About Music and Memory – Why We're Hard-Wired for Lyrics

How much time, effort and hard grind does it take you to learn a bunch of facts for an exam? Or a poem off by heart? Probably a lot. So how come most of us automatically know the lyrics of tens, hundreds, maybe a thousand chart tunes? What’s going on with music and memory?
You turn on the radio. It’s playing a song from one, two or three decades ago, perhaps even longer.  You haven’t heard it for years, but you recognise it instantly and before you know it, you’re singing along. You didn’t learn them off by heart, at least not consciously, but the lyrics are ready and waiting, there for you, completely out of the blue.
There must be something incredibly special about words allied to music, something that makes remembering song lyrics instant, accurate and instinctive. Some experts say it’s all about the way the brain processes and stores audible information, and one theory says the brain dedicates a special location for storing lyrics, separate from the place it stashes the music itself.

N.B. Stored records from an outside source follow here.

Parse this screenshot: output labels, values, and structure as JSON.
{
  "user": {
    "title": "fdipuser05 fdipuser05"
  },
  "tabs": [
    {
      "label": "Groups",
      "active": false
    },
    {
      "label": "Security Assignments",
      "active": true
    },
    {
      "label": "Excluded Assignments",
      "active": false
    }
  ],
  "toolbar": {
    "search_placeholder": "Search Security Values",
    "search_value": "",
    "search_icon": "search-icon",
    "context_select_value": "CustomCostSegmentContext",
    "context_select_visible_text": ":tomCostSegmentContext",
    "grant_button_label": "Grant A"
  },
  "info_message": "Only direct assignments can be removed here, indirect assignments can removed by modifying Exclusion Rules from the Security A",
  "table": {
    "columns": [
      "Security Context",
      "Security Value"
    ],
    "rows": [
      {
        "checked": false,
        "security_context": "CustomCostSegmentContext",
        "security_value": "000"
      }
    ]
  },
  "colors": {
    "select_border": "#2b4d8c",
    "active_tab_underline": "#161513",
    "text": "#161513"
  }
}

Repeated exposure to identical information boosts the likelihood of remembering it. So is exposure alone enough to do the trick? Potentially. Music is everywhere, after all, and we’re constantly surrounded by it. Who knows, you might have heard a song played a hundred, two hundred times or more over a lifetime. No wonder it’s so familiar.
Music drives strong emotions, too. If you’ve ever split up with someone then spent the next few heartbroken weeks making mix tapes for your ex and crying along, you’ll know the score! And if the hairs on your arms have ever risen in delight to a tune, you know exactly what I mean. Music triggers emotions all on its own, but add emotional context and you get something quite astonishingly powerful. Better still, you don’t need to have repeated exposure to them to form very strong memories of emotional experiences. Lastly lyrics are part of our motor memory, which means it’s natural to sing along and easy to recall them unconsciously without much effort, in the same way we don’t usually forget how to ride a bike or walk.
None of the above reasons make it any less amazing that I can automatically sing the words to a zillion tunes, whether I like them, recall them, have heard them frequently before or not. It looks like there’s still a lot to learn about the magic behind music and memory.